TV Newsman David Brinkley retires

Several days before his scheduled departure as the mainstay of ABC World News Tonight David Brinkley made a common, and in a way characteristic, error. Believing the cameras were off, Brinkley opined that Bill Clinton’s second term will be filled with a lot of “nonsense.” Informed they were still on the air, he said “Really?” Then after pausing a beat, “Well, I’m leaving anyway!” This was vintage Brinkley — sharp-witted, candid, and fearless.

On this day, September 29, in 1997, David Brinkley retired for good from the news business. His illustrious career spanned, as he summarized in the title of his memoir, “11 Presidents, 4 Wars, 22 Political Conventions, One Moon Landing, 3 Assassinations [and] 2,000 Weeks of News.”
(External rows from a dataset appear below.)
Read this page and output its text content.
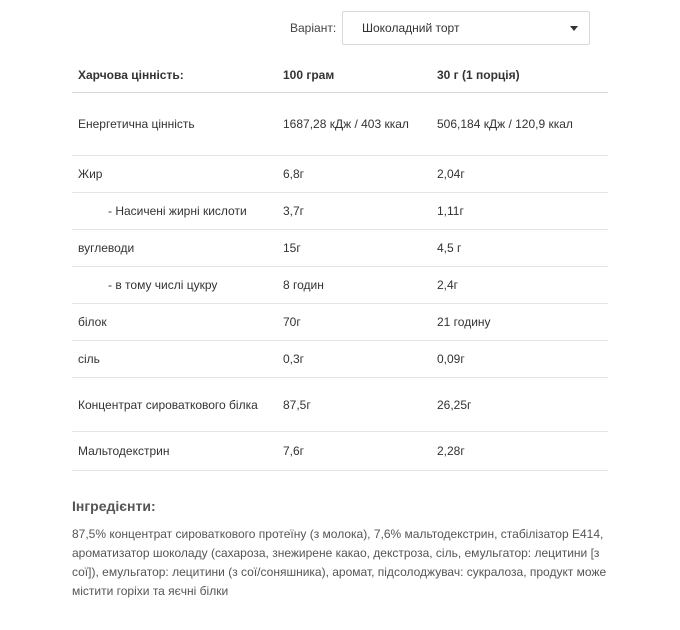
Варіант:	Шоколадний торт
Харчова цінність:	100 грам	30 г (1 порція)
Енергетична цінність	1687,28 кДж / 403 ккал	506,184 кДж / 120,9 ккал
Жир	6,8г	2,04г
- Насичені жирні кислоти	3,7г	1,11г
вуглеводи	15г	4,5 г
- в тому числі цукру	8 годин	2,4г
білок	70г	21 годину
сіль	0,3г	0,09г
Концентрат сироваткового білка	87,5г	26,25г
Мальтодекстрин	7,6г	2,28г
Інгредієнти:
87,5% концентрат сироваткового протеїну (з молока), 7,6% мальтодекстрин, стабілізатор Е414, ароматизатор шоколаду (сахароза, знежирене какао, декстроза, сіль, емульгатор: лецитини [з сої]), емульгатор: лецитини (з сої/соняшника), аромат, підсолоджувач: сукралоза, продукт може містити горіхи та яєчні білки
Brinkley was at the height of his popularity for two decades, from the mid 50s to mid 70s, as NBC’s answer to Walter Cronkite. Brinkley in Washington teamed up with Chet Huntley from New York on The Huntley-Brinkley Report, which passed Cronkite in ratings after just two years. And while Brinkley was the personification of seriousness on air, in person he was often described as wry. In one typical example, on the controversy over the renaming the Boulder Dam in Colorado to Hoover Dam, Brinkley quipped the issue could readily be solved if former president Herbert Hoover would just change his name to “Herbert Boulder.”